Ladd CH2 p. 82-83 Eberwein (4:10)
Explains the difference between the two kinds of “hearing” people – the lay people and the specialists. Lay people are those who do not work in Deaf-related fields and specialists are those who maintain the two key features of colonialism of Deaf peoples: specialism and paternalism.
Also, emphasizes the importance for the lay reader to understand that “virtually all discourses about Deaf people have been conceived, controlled and written by people who were not themselves Deaf.” It’s in the same category of the ethnocentric bias that is involved with the majority of legislation concerning other minority groups.
Points out that Chapter 2 will summarize some of the main patterns in the specialist/paternalist discourses the past 5000 years and across several continents that have greatest relevance to the Deaf communities of the present day.
Ladd CH2 pages 79-81 Brenda Jo Falgier (9:41)
Describes colonialism and discusses why Deaf communities should be viewed as being colonized. Introduces those key terminologies: post-colonialism, decolonization, counter-narrative, post-modernism, essentialism, strategic essentialism.

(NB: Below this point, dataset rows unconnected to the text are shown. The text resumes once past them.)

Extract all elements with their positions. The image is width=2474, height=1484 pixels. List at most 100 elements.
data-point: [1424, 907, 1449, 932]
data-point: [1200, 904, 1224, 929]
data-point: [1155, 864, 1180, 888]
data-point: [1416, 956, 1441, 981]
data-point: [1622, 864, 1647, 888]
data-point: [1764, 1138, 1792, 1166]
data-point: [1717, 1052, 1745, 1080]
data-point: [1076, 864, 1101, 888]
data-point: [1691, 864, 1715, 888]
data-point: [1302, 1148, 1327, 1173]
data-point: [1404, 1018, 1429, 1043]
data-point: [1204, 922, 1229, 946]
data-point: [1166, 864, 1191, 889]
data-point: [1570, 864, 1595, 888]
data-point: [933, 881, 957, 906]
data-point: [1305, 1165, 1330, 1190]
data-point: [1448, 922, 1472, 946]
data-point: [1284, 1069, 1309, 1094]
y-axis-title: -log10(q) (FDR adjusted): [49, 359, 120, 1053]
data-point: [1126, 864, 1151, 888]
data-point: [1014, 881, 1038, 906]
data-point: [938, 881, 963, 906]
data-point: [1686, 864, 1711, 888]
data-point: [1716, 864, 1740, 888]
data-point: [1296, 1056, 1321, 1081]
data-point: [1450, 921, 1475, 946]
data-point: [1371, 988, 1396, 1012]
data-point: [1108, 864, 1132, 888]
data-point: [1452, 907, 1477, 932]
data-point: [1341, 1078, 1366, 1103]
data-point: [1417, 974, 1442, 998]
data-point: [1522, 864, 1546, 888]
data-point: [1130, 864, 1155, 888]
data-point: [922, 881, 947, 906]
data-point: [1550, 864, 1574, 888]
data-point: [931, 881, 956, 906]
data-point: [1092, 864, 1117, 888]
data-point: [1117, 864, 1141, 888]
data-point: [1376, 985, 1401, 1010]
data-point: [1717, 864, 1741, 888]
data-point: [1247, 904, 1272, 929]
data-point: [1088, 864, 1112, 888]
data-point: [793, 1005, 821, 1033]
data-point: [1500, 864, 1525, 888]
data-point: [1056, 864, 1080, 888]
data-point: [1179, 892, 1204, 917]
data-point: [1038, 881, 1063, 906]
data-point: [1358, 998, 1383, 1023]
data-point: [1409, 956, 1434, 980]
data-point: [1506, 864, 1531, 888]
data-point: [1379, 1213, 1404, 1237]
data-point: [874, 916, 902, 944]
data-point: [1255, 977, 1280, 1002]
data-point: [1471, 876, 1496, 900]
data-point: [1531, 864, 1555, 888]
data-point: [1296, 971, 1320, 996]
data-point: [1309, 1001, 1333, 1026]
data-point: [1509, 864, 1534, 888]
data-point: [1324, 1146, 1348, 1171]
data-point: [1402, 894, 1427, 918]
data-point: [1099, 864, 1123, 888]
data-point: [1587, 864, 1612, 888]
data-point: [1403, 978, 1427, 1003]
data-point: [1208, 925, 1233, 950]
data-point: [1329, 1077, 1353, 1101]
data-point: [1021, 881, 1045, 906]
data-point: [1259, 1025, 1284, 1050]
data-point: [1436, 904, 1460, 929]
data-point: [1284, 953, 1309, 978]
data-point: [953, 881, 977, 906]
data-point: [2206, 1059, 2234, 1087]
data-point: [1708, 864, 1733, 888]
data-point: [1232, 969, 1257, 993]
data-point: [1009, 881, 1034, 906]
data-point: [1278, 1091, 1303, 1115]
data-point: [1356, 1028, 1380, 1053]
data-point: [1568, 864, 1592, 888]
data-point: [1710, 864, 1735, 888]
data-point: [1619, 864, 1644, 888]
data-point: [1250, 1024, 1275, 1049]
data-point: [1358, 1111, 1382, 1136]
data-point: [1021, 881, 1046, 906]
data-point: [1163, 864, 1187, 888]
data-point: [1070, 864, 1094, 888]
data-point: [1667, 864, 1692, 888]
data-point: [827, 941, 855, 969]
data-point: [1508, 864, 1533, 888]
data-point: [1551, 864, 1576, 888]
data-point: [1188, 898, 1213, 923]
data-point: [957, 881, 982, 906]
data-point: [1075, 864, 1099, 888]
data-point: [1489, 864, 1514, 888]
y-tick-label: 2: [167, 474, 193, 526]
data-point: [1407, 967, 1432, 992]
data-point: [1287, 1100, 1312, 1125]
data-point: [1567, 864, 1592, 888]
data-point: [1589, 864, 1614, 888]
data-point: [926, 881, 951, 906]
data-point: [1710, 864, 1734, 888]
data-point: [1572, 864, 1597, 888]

Ladd CH2 p. 78-79 (7:18) Grushkin
Summarizes the goal and issues regarding Colonialism and Post-Colonialism Studies. Also, discusses how language domination and audism resembles colonialism for Deaf people. Mentions works by Harlan Lane and Wrigley initiating discussion on colonialism of Deaf communities as well as examining the majority society’s ideologies and discourses that created and perpetuates the colonialism.
Ladd CH1 p. 52-53 Cantrell
Discusses the role of printed media in the Deaf community in United Kingdom and United States.